3/ Toujours dans le même temps cette réforme ouvrira l'assurance maladie aux acteurs de la société de marché qui a fait notre richesse depuis la fin de la deuxième guerre mondiale, assureurs mutualistes, privés nationaux ou européens aux côtés de la sécu dans un cadre précis interdisant le refus d'assurance et l'éviction pour surrisque pour maintenir le mécanisme assurantiel au profit de ceux qui sont malades et pas comme redistribution de richesses, ce qui est maintenant dévolu à d'autres prélèvements.

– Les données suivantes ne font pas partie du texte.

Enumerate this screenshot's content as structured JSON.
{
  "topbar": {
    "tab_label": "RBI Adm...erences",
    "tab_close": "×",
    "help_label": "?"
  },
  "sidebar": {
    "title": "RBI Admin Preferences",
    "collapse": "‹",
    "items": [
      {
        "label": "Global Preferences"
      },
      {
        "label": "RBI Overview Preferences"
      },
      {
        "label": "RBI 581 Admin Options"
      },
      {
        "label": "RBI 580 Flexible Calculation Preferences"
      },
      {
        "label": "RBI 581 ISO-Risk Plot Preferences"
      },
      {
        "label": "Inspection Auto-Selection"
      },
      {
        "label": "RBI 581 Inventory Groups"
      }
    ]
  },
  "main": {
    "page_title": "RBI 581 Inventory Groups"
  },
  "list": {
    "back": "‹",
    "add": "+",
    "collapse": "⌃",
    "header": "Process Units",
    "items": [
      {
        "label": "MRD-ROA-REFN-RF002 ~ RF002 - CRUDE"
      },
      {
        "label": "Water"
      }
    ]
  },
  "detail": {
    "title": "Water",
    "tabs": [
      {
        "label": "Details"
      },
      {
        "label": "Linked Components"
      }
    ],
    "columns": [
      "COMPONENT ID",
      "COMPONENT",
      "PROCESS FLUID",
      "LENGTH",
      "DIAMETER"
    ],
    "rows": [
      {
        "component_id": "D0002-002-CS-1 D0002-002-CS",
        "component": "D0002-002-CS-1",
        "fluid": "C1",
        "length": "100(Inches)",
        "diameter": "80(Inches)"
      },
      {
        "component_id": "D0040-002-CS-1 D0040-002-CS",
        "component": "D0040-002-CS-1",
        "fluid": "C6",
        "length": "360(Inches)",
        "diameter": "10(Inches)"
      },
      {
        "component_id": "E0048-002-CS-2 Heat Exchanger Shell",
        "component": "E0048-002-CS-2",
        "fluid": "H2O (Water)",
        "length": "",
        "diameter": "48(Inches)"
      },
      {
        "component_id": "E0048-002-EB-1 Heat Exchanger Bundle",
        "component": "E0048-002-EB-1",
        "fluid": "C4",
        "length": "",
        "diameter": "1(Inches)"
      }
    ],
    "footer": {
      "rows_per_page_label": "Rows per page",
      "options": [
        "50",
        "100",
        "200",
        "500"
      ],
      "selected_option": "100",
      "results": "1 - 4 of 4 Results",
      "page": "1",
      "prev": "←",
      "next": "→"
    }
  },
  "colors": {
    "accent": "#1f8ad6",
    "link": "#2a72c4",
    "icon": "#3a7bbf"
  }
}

4/ Enfin  il est nécessaire que tous les français contribuent aux ressources de l'assurance maladie obligatoire. La diminution de la dépense publique par ailleurs urgente et indispensable en raison du poids de la dette de l'état dans la dette publique libérera des ressources prélevées sur la consommation par la TVA.
Il est possible de basculer 5 % de la TVA (environ 16 milliards d'euro) sur l'assurance maladie et ainsi de diminuer les prélèvement sur les salariés tout en diminuant le coût du travail. 
Cette réforme ambitieuse et novatrice aura des effets très positifs sur les entreprises et l'économie sans altérer au contraire la possibilité de se faire soigner pour des pathologies sérieuses. Elle introduit des mécanismes de marché en maintenant une assurance maladie pour tous. Elle respecte nos enfants en ne les mettant pas à contribution dès leur premier salaire pour payer les dépenses d'une époque qui n'a que trop duré et n'aura pas contribué à plus d'espérance de vie ou plus de bonheur. Il me semble qu'elle est plus conforme aux souhaits émis par le CNR que le status quo badigeonné au wishful thinking qui est défendu dans cet éditorial.